Cash-Strapped Metro Rolls Out Ad-Wrapped Trains

The first ad wrapped around a Metro train is for McDonald's new fruit salad. Owners of McDonald's restaurants in the region paid $54,000 for it.
The first ad wrapped around a Metro train is for McDonald's new fruit salad. Owners of McDonald's restaurants in the region paid $54,000 for it. (By Andrea Bruce Woodall -- The Washington Post)
By David Cho
Washington Post Staff Writer
Tuesday, May 10, 2005

Like giant green billboards rolling down train tracks, Metro's first rail cars wrapped completely in an advertisement debuted on the Orange Line yesterday in an effort the transit agency hopes will bring much-needed revenue.

The "McDonald's train" -- a great, big ad for the fast-food restaurant chain's new fruit salad -- is only the beginning of a major advertising push by the cash-strapped and rapidly aging transportation system. For the 29 years since Metrorail began operating, its trains have never ventured past the predictable silver and brown shells. Now, Metro officials say, the only limit to their exterior design is a marketer's imagination.

The new look started yesterday in New Carrollton with a spinach green and radish red background to McDonald's bright golden arches on the sliding doors. The ad campaign is scheduled to last three months, but Metro officials are hoping other deep-pocketed corporations will follow.

Coming soon will be television screens inside trains and buses that will broadcast news, sports scores and, of course, commercials. Tunnel ads -- a series of panel drawings that will appear to move like so many flip cards as the train passes -- could be in place as early as the fall. ATMs and banner ads will debut in stations soon.
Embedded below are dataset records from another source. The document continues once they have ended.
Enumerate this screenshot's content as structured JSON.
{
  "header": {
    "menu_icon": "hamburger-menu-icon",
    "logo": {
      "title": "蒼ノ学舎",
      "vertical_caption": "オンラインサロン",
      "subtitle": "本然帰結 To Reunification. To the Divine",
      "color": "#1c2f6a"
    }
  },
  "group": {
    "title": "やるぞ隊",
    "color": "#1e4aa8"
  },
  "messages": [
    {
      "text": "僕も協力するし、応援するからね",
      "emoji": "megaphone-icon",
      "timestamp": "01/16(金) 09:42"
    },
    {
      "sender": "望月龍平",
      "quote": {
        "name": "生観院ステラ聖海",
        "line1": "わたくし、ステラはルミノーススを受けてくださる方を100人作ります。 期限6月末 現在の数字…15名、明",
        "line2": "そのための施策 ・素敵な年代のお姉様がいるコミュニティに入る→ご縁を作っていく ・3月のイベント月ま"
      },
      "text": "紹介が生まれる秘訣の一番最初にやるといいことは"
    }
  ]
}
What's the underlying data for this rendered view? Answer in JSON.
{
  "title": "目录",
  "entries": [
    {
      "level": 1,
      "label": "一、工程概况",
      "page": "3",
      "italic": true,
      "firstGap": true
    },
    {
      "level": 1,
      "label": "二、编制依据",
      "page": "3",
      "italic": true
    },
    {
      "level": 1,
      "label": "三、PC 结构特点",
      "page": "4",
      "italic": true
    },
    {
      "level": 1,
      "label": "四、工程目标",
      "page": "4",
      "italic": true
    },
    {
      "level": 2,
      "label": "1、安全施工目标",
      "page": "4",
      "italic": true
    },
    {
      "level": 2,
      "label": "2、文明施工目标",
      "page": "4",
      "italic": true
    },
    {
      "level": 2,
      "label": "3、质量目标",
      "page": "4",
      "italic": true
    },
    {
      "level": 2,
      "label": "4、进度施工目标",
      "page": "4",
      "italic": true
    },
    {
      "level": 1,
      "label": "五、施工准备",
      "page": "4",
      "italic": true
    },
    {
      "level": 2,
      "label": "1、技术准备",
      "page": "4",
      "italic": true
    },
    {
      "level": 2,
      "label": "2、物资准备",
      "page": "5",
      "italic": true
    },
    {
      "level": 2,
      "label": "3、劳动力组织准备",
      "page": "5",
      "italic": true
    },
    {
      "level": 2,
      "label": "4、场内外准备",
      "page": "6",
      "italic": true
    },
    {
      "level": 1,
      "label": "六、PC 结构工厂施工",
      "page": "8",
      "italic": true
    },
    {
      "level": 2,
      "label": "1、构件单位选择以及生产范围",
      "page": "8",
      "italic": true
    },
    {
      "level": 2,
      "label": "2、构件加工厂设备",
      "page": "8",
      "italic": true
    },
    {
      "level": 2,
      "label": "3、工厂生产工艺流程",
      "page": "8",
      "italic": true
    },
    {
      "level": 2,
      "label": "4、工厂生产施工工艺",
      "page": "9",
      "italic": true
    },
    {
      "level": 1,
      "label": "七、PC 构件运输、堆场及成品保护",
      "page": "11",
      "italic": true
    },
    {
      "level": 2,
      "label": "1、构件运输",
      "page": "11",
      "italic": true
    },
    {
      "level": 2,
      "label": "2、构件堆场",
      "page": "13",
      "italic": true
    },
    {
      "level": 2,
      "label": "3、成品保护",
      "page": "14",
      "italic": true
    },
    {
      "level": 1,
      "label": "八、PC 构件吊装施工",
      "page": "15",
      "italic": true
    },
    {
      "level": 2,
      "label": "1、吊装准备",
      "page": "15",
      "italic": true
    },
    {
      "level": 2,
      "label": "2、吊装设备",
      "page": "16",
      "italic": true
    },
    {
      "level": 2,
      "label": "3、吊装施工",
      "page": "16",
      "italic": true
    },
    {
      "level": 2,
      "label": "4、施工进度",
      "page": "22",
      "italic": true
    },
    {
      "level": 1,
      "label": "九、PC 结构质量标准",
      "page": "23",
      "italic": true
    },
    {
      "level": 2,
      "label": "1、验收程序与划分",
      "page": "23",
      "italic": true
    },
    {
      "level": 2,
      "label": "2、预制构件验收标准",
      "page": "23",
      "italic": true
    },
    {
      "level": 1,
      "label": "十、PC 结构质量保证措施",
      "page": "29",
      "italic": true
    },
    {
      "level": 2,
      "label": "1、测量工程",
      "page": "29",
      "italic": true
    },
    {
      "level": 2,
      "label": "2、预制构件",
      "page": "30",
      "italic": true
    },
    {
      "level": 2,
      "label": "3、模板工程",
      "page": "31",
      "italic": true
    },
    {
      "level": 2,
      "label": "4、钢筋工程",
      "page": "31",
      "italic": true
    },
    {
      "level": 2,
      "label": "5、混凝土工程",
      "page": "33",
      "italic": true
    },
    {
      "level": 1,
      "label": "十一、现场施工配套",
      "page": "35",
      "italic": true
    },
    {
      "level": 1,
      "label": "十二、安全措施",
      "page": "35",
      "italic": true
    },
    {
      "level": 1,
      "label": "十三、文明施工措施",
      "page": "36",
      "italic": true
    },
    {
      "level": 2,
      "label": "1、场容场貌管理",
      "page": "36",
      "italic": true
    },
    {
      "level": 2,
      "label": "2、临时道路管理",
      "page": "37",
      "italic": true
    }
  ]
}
Owners of local McDonald's restaurants paid $54,000 to put the ad and the chain's motto, "I'm Lovin' It," on the trains. Appearing beneath the windows are the phrases "New Fruit & Walnut Salad" and "get a fruit buzz."

Metro generates about $29 million annually through advertising on buses and trains. But with a budget of more than $1 billion, transit officials are hoping for more.

To some riders, the ad was an ironic reminder of a Metro rule that is vigorously enforced: It is illegal to eat on the train.

"They are taunting you," said Kevin Fry, president of the District-based anti-commercialization group Scenic America. "Not only can you not eat your McDonald's fruit salad on the Metro system, but now you can't even enjoy the system itself."

Fry called the new ads "visual spam on wheels."

"It really is sad to see one of the most beautiful transportation systems wrap its trains in garish advertising," said Fry, who added that he has been using Metrorail since it began in 1976.

But Kevin Moore, who heads a passenger advocacy group called, countered that "it's absolutely appropriate that Metro explores and takes advantage of other sources of revenue."

"When Metro does something like this and they are bringing in more money, then I have no problem with it," Moore added, "as long as it keeps reliability up and fares down."

Metro Board Chairman T. Dana Kauffman said he isn't crazy about turning Metro trains into something akin to an ad-laden NASCAR racecar. But budget shortfalls are prompting Metro to find nontraditional ways to raise revenue.

The money from the McDonald's ad will cover part of the cost to upgrade the monitors that tell passengers waiting on station platforms when the trains will arrive. Sensors will be added so that the operations center is alerted when those monitors break down.

Other advertising revenue will be used to improve service, clean trains and replace old equipment.

Metro raised fares in each of the past two years, with the last increase making up a $23.4 million budget shortfall. This year, local jurisdictions have been asked to cover an 8 percent increase in the agency's proposed budget, which topped $1 billion for the first time, Metro officials said.

Buses will not be spared from the billboard material. Most already have a panel ad on the side. And last year, buses wrapped in advertising began with an ad for the German Embassy.

"We are at a time now we have our limitations on our funding, and we are looking at creative ways to bring in revenue into the system," said Leona Agouridis, Metro's assistant general manager for communications.

Besides, she added, several passengers riding on the new McDonald's train told her yesterday morning that seeing a giant fruit salad ad on the Orange Line "was really cool."